- Theatrical release poster
- Directed by: Devaraj Bharani Dharan
- Written by: Devaraj Bharani Dharan
- Produced by: Naresh Babu Panchumarthi;
- Starring: Anandhi; Varalaxmi Sarathkumar;
- Cinematography: Bharani K Dharan
- Edited by: Samjith Mohammed
- Music by: A. H. Kaashif
- Production company: First Copy Movies
- Release date: 7 March 2025;
- Running time: 122 minutes
- Country: India
- Language: Telugu

= Shivangi Lioness =

2025 Indian film by Devaraj Bharani Dharan

Shivangi Lioness is a 2025 Indian Telugu-language drama thriller film written and directed by Devaraj Bharani Dharan.
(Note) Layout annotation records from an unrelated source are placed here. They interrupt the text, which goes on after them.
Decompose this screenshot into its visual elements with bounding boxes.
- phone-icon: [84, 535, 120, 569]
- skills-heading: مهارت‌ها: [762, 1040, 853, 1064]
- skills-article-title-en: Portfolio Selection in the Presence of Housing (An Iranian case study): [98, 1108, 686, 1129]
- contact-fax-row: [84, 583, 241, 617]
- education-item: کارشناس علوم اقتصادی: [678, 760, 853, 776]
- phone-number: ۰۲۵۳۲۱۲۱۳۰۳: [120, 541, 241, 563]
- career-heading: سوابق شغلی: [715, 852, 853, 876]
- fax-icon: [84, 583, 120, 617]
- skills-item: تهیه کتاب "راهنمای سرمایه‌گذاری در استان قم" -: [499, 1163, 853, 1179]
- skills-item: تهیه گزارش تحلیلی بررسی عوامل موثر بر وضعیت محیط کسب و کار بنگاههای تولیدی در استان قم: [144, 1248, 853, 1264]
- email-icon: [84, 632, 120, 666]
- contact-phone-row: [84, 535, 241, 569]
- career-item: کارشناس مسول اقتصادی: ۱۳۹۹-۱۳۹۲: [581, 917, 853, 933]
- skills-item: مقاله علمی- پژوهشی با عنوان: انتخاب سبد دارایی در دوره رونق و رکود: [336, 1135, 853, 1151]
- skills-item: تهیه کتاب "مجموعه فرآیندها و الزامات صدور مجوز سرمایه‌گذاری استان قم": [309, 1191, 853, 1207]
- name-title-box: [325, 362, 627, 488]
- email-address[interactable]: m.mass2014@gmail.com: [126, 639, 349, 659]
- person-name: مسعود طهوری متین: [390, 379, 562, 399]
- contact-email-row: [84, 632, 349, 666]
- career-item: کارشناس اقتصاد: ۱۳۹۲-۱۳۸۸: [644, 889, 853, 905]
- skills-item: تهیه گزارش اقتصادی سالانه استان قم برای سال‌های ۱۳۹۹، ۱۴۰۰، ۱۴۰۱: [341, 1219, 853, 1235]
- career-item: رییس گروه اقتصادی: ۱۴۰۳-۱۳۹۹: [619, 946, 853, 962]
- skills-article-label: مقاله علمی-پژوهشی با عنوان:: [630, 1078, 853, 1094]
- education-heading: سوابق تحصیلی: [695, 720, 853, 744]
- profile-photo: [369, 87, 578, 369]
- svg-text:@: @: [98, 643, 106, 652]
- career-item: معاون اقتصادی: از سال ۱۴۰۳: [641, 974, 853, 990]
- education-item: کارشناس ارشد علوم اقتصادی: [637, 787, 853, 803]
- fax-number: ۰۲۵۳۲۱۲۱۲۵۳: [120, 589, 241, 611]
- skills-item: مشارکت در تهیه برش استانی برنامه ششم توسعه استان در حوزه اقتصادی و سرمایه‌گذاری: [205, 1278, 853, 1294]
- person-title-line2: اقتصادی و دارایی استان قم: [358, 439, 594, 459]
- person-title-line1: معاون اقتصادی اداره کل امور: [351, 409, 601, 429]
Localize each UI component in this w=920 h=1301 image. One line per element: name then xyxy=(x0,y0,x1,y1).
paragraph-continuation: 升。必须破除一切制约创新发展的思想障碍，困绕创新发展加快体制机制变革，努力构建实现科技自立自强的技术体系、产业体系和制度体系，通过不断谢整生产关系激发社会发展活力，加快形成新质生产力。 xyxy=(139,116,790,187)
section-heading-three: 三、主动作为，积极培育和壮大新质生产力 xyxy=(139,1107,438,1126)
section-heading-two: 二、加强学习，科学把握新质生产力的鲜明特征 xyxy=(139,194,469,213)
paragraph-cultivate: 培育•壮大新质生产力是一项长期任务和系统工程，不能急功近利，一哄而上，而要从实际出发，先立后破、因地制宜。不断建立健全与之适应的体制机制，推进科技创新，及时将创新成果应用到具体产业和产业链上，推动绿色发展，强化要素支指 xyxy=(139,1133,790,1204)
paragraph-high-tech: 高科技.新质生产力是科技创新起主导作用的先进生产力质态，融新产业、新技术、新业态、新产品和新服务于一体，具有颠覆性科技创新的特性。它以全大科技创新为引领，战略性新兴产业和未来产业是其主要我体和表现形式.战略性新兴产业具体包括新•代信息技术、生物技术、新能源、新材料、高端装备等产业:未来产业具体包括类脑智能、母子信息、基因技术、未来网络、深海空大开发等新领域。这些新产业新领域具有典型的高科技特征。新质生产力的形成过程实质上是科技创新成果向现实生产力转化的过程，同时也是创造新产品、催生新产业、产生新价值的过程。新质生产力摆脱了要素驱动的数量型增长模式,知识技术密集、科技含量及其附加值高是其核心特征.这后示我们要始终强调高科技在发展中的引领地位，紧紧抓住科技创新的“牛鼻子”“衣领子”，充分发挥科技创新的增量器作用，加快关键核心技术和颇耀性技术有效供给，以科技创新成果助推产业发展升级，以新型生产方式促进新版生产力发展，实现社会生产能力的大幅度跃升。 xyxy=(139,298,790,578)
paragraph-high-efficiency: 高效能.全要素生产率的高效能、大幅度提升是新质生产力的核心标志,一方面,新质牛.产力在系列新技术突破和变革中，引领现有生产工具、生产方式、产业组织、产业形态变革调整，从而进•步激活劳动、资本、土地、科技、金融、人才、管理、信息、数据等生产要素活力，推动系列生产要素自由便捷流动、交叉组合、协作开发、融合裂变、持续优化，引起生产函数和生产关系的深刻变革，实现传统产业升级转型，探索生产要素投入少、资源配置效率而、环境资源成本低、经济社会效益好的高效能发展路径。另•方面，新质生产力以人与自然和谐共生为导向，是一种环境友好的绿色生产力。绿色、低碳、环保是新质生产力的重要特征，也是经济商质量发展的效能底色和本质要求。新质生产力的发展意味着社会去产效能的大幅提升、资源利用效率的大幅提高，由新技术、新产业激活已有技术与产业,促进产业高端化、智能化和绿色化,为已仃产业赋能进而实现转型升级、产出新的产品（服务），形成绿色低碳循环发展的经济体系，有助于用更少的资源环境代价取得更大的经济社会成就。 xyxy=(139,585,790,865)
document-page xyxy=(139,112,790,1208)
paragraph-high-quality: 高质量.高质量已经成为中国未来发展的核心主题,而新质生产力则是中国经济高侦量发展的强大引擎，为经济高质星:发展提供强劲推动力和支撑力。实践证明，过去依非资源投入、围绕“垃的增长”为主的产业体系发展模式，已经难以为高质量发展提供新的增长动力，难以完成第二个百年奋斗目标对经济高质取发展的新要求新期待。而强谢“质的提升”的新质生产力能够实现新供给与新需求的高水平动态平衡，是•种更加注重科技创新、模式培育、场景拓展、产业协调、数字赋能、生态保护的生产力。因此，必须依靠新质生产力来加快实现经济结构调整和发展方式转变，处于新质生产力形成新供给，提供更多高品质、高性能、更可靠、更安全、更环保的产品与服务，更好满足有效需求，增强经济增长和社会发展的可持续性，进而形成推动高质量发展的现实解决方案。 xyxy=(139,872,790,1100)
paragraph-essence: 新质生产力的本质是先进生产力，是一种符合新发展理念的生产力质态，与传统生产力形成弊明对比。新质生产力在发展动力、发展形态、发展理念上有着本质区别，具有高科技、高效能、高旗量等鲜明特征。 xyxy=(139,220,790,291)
The film features Anandhi, Varalaxmi Sarathkumar and John Vijay in lead roles. The film was released theatrically on 7 March 2025.

== Plot ==
A fearless software engineer fights workplace harassment, societal blame, and a murder accusation only to uncover a dark conspiracy behind her husband's tragic death.

== Cast ==
- Anandhi as Sathyabhama
- Varalaxmi Sarathkumar as Sarika Singh
- John Vijay as Monster K
- Koya Kishore
- Srinivas Kamepalli
- Akshara Nunna as Rani, CBI Officer
- Dorababu

== Soundtrack ==

| No. | Title | Lyrics | Singer(s) | Length |
|---|---|---|---|---|
| 1. | "Seema Bidda Raa" | Srinivas Kamepalli, Devaraj Bharani Dharan | Sahithi Chaganti, Shivani, Haripriya, Lakshmi Meghana | 2:16 |

== Release and reception ==
Shivangi Lioness was released theatrically on 7 March 2025. The film was released on Aha on 18 April 2025.

The Times of India gave a rating of 3 out of 5 and praised Anandhi's performance. 10TV rated the film 2.75 out of 5 and praised the performance of Anandhi.